1) Yellow light is incident on a single-slit 0.0315 mm wide. On a screen 70.0 cm away, a dark band appears 13.0 mm from the centre of the bright central band. Calculate the wavelength of the light.
tanφ = x/L =13•10^-3/0.7 =1.86•10^-2 ,
φ = 1.06º => sin φ =1.86•10^-2.
b•sin φ = k•λ,
λ = b•sin φ/k =0.0315•10^-3•1.86•10^-2/1 =5.85•10^-7 m
To calculate the wavelength of the light, we can use the formula for single-slit diffraction:
w * sin(θ) = m * λ
where:
w is the width of the slit (0.0315 mm or 0.0315 x 10^-3 m)
θ is the angle of the dark band from the central bright band
m is the order number of the dark band (in this case, m = 1)
λ is the wavelength of the light (what we want to find)
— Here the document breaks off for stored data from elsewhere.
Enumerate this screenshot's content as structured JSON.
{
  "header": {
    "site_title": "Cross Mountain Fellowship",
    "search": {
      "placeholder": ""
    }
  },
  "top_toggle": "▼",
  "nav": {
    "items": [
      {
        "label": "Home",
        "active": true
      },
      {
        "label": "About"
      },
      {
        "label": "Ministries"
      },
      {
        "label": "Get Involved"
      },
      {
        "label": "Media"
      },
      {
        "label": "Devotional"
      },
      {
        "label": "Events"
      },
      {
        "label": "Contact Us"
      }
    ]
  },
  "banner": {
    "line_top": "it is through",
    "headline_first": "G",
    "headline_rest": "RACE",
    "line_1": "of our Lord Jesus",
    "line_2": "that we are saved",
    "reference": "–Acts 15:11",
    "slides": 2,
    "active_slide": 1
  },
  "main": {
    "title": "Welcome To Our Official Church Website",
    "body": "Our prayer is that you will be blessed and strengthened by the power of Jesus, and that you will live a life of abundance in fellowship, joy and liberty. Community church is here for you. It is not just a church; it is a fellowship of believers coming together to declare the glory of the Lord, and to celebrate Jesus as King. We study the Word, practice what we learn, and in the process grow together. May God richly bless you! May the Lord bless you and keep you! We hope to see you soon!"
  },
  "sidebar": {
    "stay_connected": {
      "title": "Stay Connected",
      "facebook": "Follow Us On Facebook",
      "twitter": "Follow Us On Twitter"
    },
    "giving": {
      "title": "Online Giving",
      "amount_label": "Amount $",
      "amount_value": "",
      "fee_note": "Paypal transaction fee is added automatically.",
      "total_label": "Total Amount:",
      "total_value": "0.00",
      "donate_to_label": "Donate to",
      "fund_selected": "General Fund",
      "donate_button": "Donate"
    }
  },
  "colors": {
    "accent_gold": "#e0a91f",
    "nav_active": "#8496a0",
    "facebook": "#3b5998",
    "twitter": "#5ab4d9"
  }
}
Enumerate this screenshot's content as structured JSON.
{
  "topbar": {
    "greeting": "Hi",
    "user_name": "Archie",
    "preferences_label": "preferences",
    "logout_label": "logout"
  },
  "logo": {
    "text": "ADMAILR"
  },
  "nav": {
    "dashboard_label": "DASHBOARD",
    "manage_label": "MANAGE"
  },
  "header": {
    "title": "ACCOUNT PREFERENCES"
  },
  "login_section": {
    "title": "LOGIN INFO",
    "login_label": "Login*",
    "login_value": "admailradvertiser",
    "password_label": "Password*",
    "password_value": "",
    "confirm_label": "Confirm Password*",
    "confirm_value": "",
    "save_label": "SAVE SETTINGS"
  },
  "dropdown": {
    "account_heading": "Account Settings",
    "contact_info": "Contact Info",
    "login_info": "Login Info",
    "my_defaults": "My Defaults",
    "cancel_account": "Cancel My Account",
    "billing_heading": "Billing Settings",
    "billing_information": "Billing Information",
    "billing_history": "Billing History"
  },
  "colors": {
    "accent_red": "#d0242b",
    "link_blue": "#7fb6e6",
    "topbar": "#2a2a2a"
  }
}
First, let's convert the width of the slit to meters:
w = 0.0315 mm = 0.0315 x 10^-3 m
Next, let's convert the distance to the screen to meters:
d = 70.0 cm = 70.0 x 10^-2 m
Now, we can use the formula to find the wavelength of the light:
w * sin(θ) = m * λ
Rearranging the formula, we have:
λ = w * sin(θ) / m
Substituting the given values:
λ = (0.0315 x 10^-3) * sin(θ) / 1
To find the angle of the dark band, we can use trigonometry. We know that the distance from the center of the bright central band to the dark band is 13.0 mm or 13.0 x 10^-3 m.
sin(θ) = opposite / hypotenuse
sin(θ) = (13.0 x 10^-3 m) / (70.0 x 10^-2 m)
Now we can substitute the value of sin(θ) into the formula for λ:
λ = (0.0315 x 10^-3 m) * [(13.0 x 10^-3 m) / (70.0 x 10^-2 m)]
Simplifying the expression:
λ = (0.0315 x 13.0) / 70.0
Now, we can calculate the value of λ:
λ = 0.00583 m
Finally, we can express the answer in scientific notation:
λ = 5.83 x 10^-3 m
Therefore, the wavelength of the light is 5.83 x 10^-3 meters.